Segundo o Ministério Público, o deslocamento de Rodrigo até o Batalhão para os primeiros socorros ocorreu em função de não haver na Lagoa Trevisan nenhuma Unidade de Resgate Móvel do Corpo de Bombeiros, já que das 2 Unidades existentes, uma estava “baixada” e a outra estava à disposição de outro evento – os Jogos Universitários. Sendo assim, todos os alunos executaram a travessia sem qualquer respaldo de atendimento de emergência, e Rodrigo Claro, ao passar mal, foi forçando a se deslocar sozinho até a sede do Corpo de Bombeiros, sem ter sido socorrido imediatamente no local dos acontecimentos.
Torturas
Para o MPE, o desenlace dos fatos, na ordem como ocorreram, desvela o nexo causal das sessões de tortura sofridas por Rodrigo e sua morte. Mesmo que a conclusão pericial tenha acordado que a causa do óbito se deu por hemorragia cerebral de causa natural, é fato que o intenso sofrimento físico e mental retratado nos “caldos” produzidos por Izadora Ledur levaram a vítima ao seu extremo e ocasionaram seu falecimento, haja vista as condições saudáveis que Rodrigo se encontrava antes de iniciar as atividades naquele trágico dia, bem como os exames obrigatórios apresentados no ato de sua matrícula no CFSD, que demonstram a total aptidão do aluno para a prática das tarefas.
Na denúncia, o promotor de Justiça destaca que o próprio laudo pericial confirma que Rodrigo não apresentava nenhuma anomalia ou doença congênita, que pudesse remetê-lo a esse estado urgente de saúde, ou seja, nada, naquele momento, a não ser a intensa sessão de tortura física e mental cometida pela tenente, poderia ter desencadeado esse quadro clínico na vítima, levando-a a óbito.

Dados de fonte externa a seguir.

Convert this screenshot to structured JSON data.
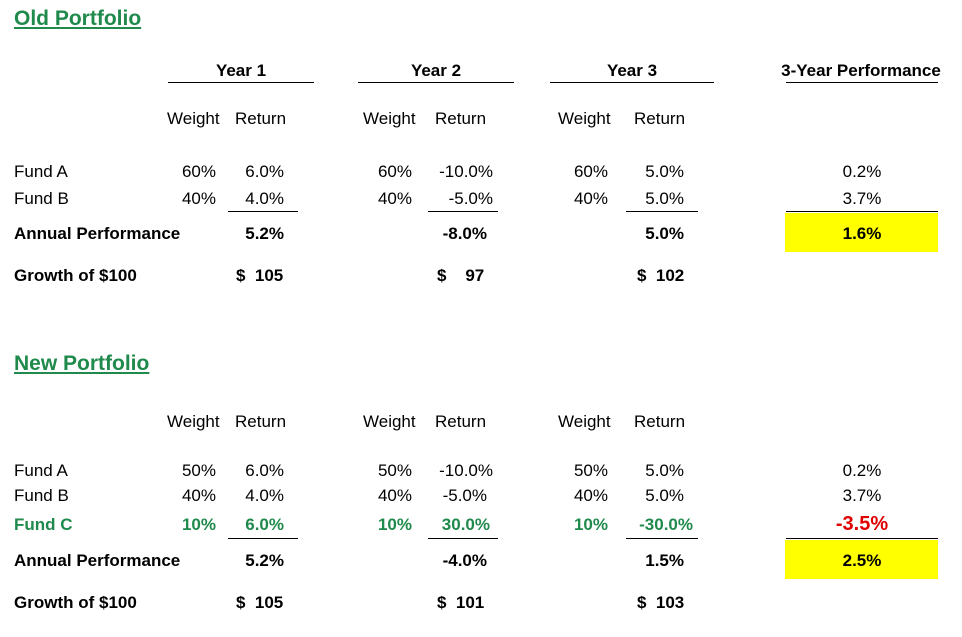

Pedido de prisão preventiva
De acordo com o promotor de Justiça Sérgio Silva da Costa a prisão preventiva da tenente Izadora Ledur foi requerida para a garantia da ordem pública, em razão da gravidade em concreto do crime que cometeu, posto que castigou Rodrigo durante todo o treinamento aquático que ministrou durante o 16º CFSD, inclusive em momentos anteriores a fatídica data de 10/11/2016, mostrando que essa atitude não emergiu de um rompante momentâneo ou mesmo foi fruto de uma condição passageira, mas sim por fazer, essa conduta, parte do perfil perverso da denunciada.
“A magnitude dos fatos apurados no presente caso revela também que a decretação da prisão da denunciada é necessária para assegurar o bom desenvolvimento da instrução criminal, até a total prestação jurisdicional, devendo ser considerado, ainda, o fato da existência de pujante hierarquia militar dentro da Corporação do Corpo de Bombeiros e que mesmo de forma velada, os alunos que almejam seguir carreira nessa Corporação, estão expostos a pressão exaurida pelos seus superiores, mais precisamente nesse caso, da denunciada Izadura, que ainda detém cargo de alta patente no Corpo de Bombeiros, fato esse que pode comprometer o devido andamento do processo, turvando a veracidade do ocorrido” afirmou o promotor de Justiça.
Perda de cargo e indenização
Além da condenação pela prática do crime de tortura seguida de morte, na denúncia o MPE também requer a perda do cargo público de bombeiro Militar de Mato Grosso e a interdição para seu exercício pelo dobro do prazo da pena a ser aplicada para os denunciados: Izadora Ledur de Souza Dechamps, Marcelo Augusto Revéles Carvalho, Thales Emmanuel da Silva Pereira, Diones Nunes Sirqueira, Francisco Alves de Barros e Eneas de Oliveira Xavier e a condenação na obrigação solidária de indenizar os danos causados pelo crime, sem excluir outras reparações devidas, consistente no pagamento das despesas como o tratamento da vítima, seu funeral e o luto da família, bem como na prestação de alimentos às pessoas a quem o morto os devia, levando-se em conta a duração provável da vida da vítima, cujos valores deverão ser apurados no decorrer da instrução criminal e atualizados até a data do efetivo pagamento.